Selection of an optimal algorithm for outlier detection in GNSS time series
暂无分享,去创建一个
In data mining, outliers can lead to misleading interpretations of statistical results, particularly in deformation monitoring based on fluctuations and disturbances simulated by numerical models for the analysis of deformations. Therefore, outlier filtering cannot be ignored in data standardization. However, it is not likely that a filtering algorithm is efficient for every data pattern. We investigate five outlier filtering algorithms using MATLAB® (Release 2020a): moving average, moving median, quartiles, Grubbs, and generalized extreme Studentized deviation (GESD) to select the optimal algorithms applied for GNSS time series data. This study is conducted on two types of data used for ionosphere disturbance analysis in the region of the Ring of Fire and crustal deformation monitoring in Germany, one showing seasonal time series patterns and the other presenting the trend models. We apply the simple random sampling method that ensures the principles of unbiased surveying techniques. The optimal algorithm selection is based on the sensitivity of outlier detection and the capability of the central tendency measures. The algorithm robustness is also tested by altering random outliers but maintaining the standard distribution of each dataset.
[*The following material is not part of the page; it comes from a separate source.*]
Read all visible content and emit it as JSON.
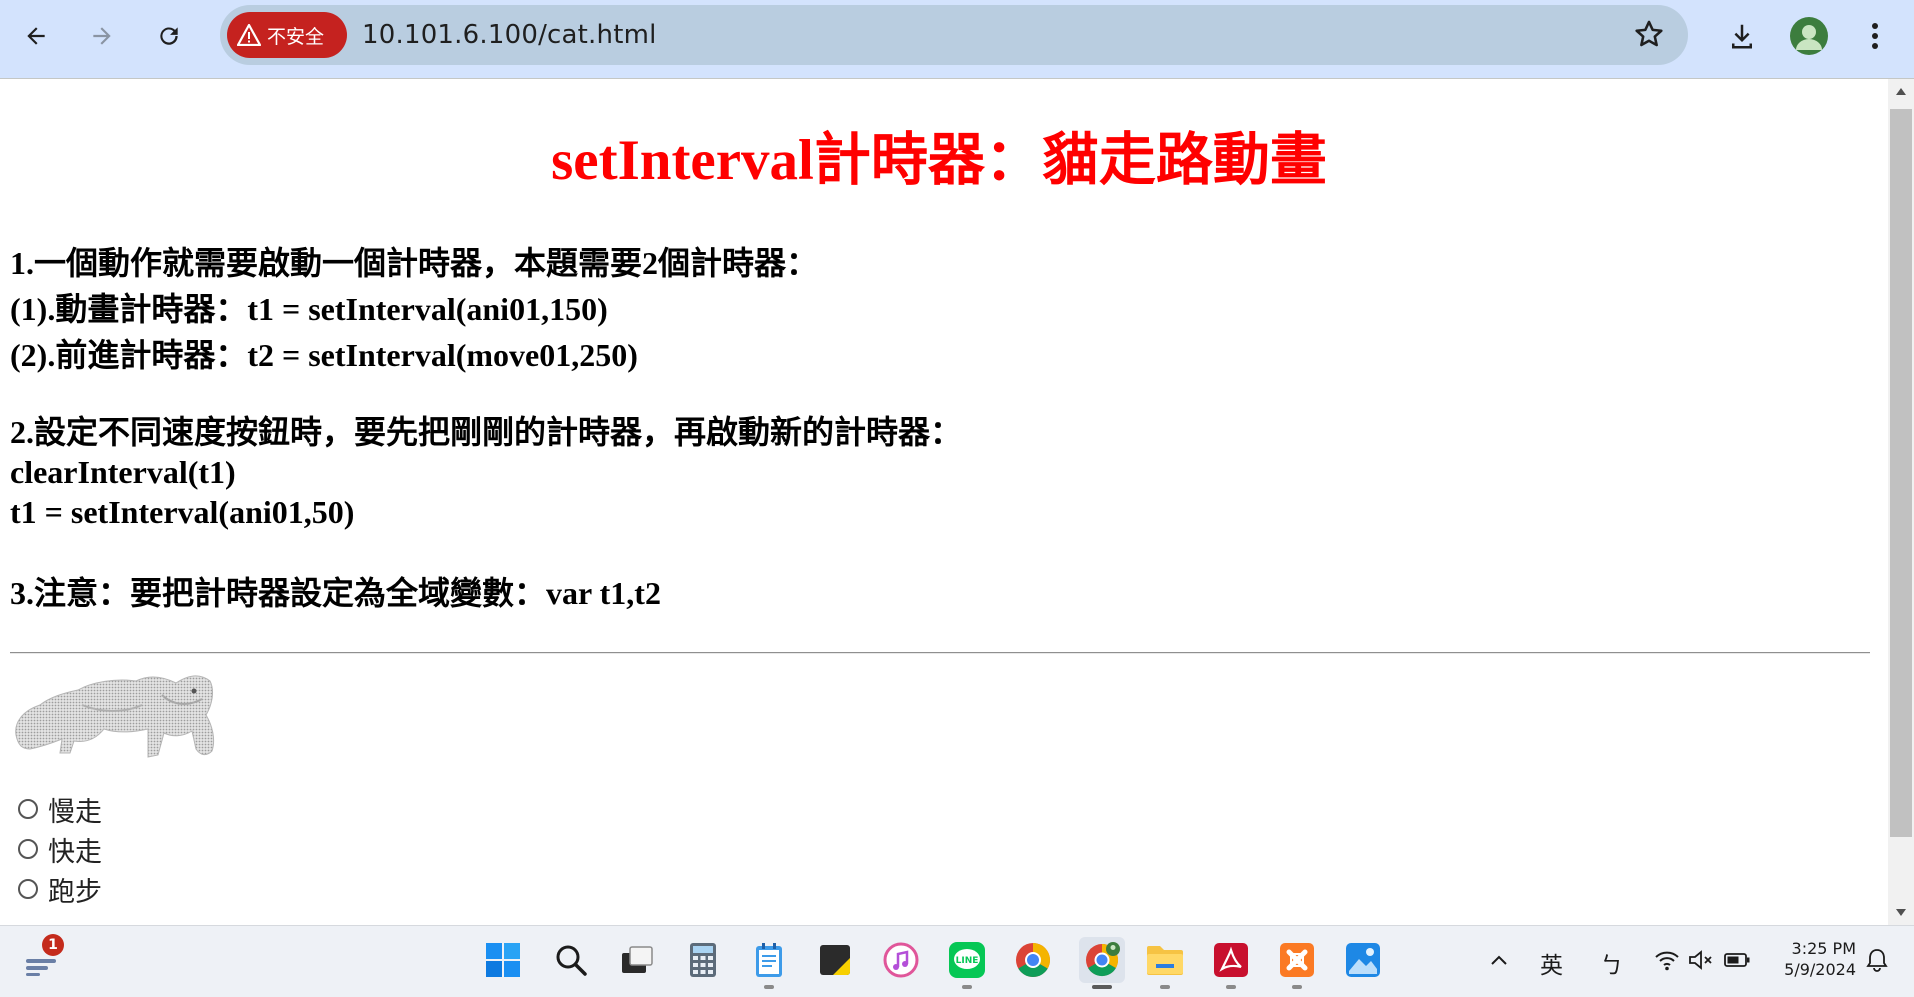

Our results show that the moving median algorithm is most sensitive for outlier detection because it is robust statistics and is not affected by anomalies; followed in turn by quartiles, GESD, and Grubbs. The outlier filtering capability of the moving average algorithm is least efficient, with a percentage of outlier detection below 20% compared to the moving median (corresponding 95% probability). In deformation analysis, disturbances on numerical models are often the basis for motion assessment, while these anomalies are smoothed by moving median filtering. Hence, the quartiles algorithm can be considered in this case. Overall, the moving median is best suited to filter outliers for seasonal and trend time series data; in particular, for deformation analysis, the optimal solution is applying the quartiles or extending the threshold factor and the sliding window of the moving median.